In updated results from the Nurses’ Health Study, which included 1,935 breast cancer cases, an excess risk of breast cancer was limited to women with current or very recent use of postmenopausal hormones. The risk increased with increasing duration of use and was statistically significant among current users of 5 or more years duration (e.g., compared with those who never used postmenopausal hormones, relative risk for those with 10 or more years of use was 1.47; 95% confidence interval, 1.22 to 1.76).
Recency of Use
Data on recency of use have been sparse, because many studies did not distinguish current from past users. One meta-analysis calculated a relative risk for current use of 1.63 for women with natural menopause and 1.48 for women with surgical menopause. In a second, the summary relative risk was 1.40 (95% confidence interval, 1.20 to 1.63) for current users compared with those who had never taken menopausal hormones. In the report from the Nurses’ Health Study cohort, an excess risk of breast cancer was limited to women with current or very recent use of postmenopausal hormones. In the Breast Cancer Detection Demonstration Project cohort (BCDDP), a positive association with invasive breast cancer was noted among current users of 5 to 15 or more years’ duration that varied little by duration of use (relative risks ranged from 1.0 to 1.4).
These relationships were evaluated in considerable detail in the pooled analysis that combined results of 51 epidemiologic studies. Importantly, women whose age at menopause was uncertain (e.g., women with simple hysterectomies) were excluded from these analyses, because inadequate accounting for age at menopause in the analysis can lead to substantial attenuation of the observed relationships between postmenopausal hormone use and breast cancer risk. The investigators observed a statistically significant association between current or recent use of postmenopausal hormones and risk of breast cancer; the positive association was strongest among those with the longest duration of use. For example, among women who used postmenopausal hormones within the previous 5 years (compared with those who never used postmenopausal hormones), the relative risks for duration of use were 1.08 for 1 to 4 years of use, 1.31 for 5 to 9 years, 1.24 for 10 to 14 years, and 1.56 for 15 or more years of use. No significant increase in breast cancer risk was noted for women who had quit using postmenopausal hormones 5 or more years in the past, regardless of the duration of use.

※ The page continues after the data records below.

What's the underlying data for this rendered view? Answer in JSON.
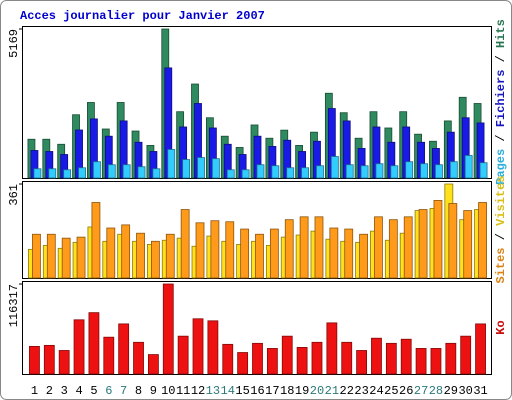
{
  "title": "Acces journalier pour Janvier 2007",
  "legend_separator": " / ",
  "weekend_indices": [
    5,
    6,
    12,
    13,
    19,
    20,
    26,
    27
  ],
  "weekend_label_color": "#2a7a7a",
  "chart_data": [
    {
      "type": "bar",
      "ylim": [
        0,
        5169
      ],
      "yticks": [
        5169
      ],
      "categories": [
        "1",
        "2",
        "3",
        "4",
        "5",
        "6",
        "7",
        "8",
        "9",
        "10",
        "11",
        "12",
        "13",
        "14",
        "15",
        "16",
        "17",
        "18",
        "19",
        "20",
        "21",
        "22",
        "23",
        "24",
        "25",
        "26",
        "27",
        "28",
        "29",
        "30",
        "31"
      ],
      "series": [
        {
          "name": "Hits",
          "color": "#2f8a5f",
          "values": [
            1345,
            1345,
            1170,
            2195,
            2620,
            1700,
            2620,
            1630,
            1130,
            5169,
            2300,
            3260,
            2090,
            1450,
            1060,
            1840,
            1380,
            1660,
            1130,
            1590,
            2940,
            2265,
            1380,
            2300,
            1735,
            2300,
            1520,
            1275,
            1980,
            2800,
            2585
          ]
        },
        {
          "name": "Fichiers",
          "color": "#1a1ae6",
          "values": [
            955,
            920,
            815,
            1665,
            2050,
            1450,
            1980,
            1240,
            920,
            3820,
            1770,
            2585,
            1735,
            1170,
            815,
            1450,
            1095,
            1310,
            920,
            1275,
            2410,
            1980,
            1025,
            1770,
            1240,
            1770,
            1240,
            1025,
            1590,
            2090,
            1910
          ]
        },
        {
          "name": "Pages",
          "color": "#33ccff",
          "values": [
            320,
            320,
            285,
            355,
            565,
            460,
            460,
            390,
            320,
            990,
            640,
            710,
            670,
            285,
            285,
            460,
            425,
            355,
            355,
            425,
            745,
            460,
            425,
            495,
            425,
            565,
            495,
            460,
            565,
            780,
            530
          ]
        }
      ]
    },
    {
      "type": "bar",
      "ylim": [
        0,
        361
      ],
      "yticks": [
        361
      ],
      "series": [
        {
          "name": "Visites",
          "color": "#ffe01a",
          "values": [
            110,
            125,
            114,
            137,
            196,
            141,
            168,
            141,
            129,
            145,
            153,
            122,
            161,
            141,
            129,
            141,
            125,
            157,
            165,
            180,
            149,
            141,
            137,
            180,
            145,
            172,
            259,
            267,
            361,
            224,
            263
          ]
        },
        {
          "name": "Sites",
          "color": "#ff9a1a",
          "values": [
            168,
            168,
            153,
            157,
            290,
            192,
            204,
            172,
            141,
            168,
            263,
            212,
            220,
            216,
            188,
            168,
            188,
            224,
            235,
            235,
            192,
            188,
            168,
            235,
            224,
            235,
            263,
            298,
            286,
            259,
            290
          ]
        }
      ]
    },
    {
      "type": "bar",
      "ylim": [
        0,
        116317
      ],
      "yticks": [
        116317
      ],
      "series": [
        {
          "name": "Ko",
          "color": "#ee1111",
          "values": [
            35690,
            37010,
            30400,
            70050,
            79300,
            47580,
            64760,
            40970,
            25110,
            116317,
            48900,
            71380,
            68730,
            38330,
            27760,
            39650,
            33040,
            48900,
            34370,
            40970,
            66090,
            40970,
            30400,
            46260,
            39650,
            44940,
            33040,
            33040,
            39650,
            48900,
            64760
          ]
        }
      ]
    }
  ]
}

Some investigators have suggested that the increased risk observed in many of the studies is an artifact of increased surveillance for breast cancer among women taking hormones. Consistent with such a possibility, a higher relative risk hasbeen found to be associated with in situ disease than with invasive disease. In the studies with this finding, however, a significant positive (although weaker) association was noted when only invasive breast cancer cases were considered. Also, in the Nurses’ Health Study, mammography rates were uniformly high, exceeding 90% even among women who never used hormones. Moreover, past users and current users of short duration were not observed to have an elevated risk, despite higher mammography rates than among those who had never used postmenopausal hormones. Finally, an elevated death rate from breast cancer was observed among current users who had used hormones for 10 or more years at the time of diagnosis. This latter analysis provides further evidence that the association cannot be explained simply as an artifact of screening.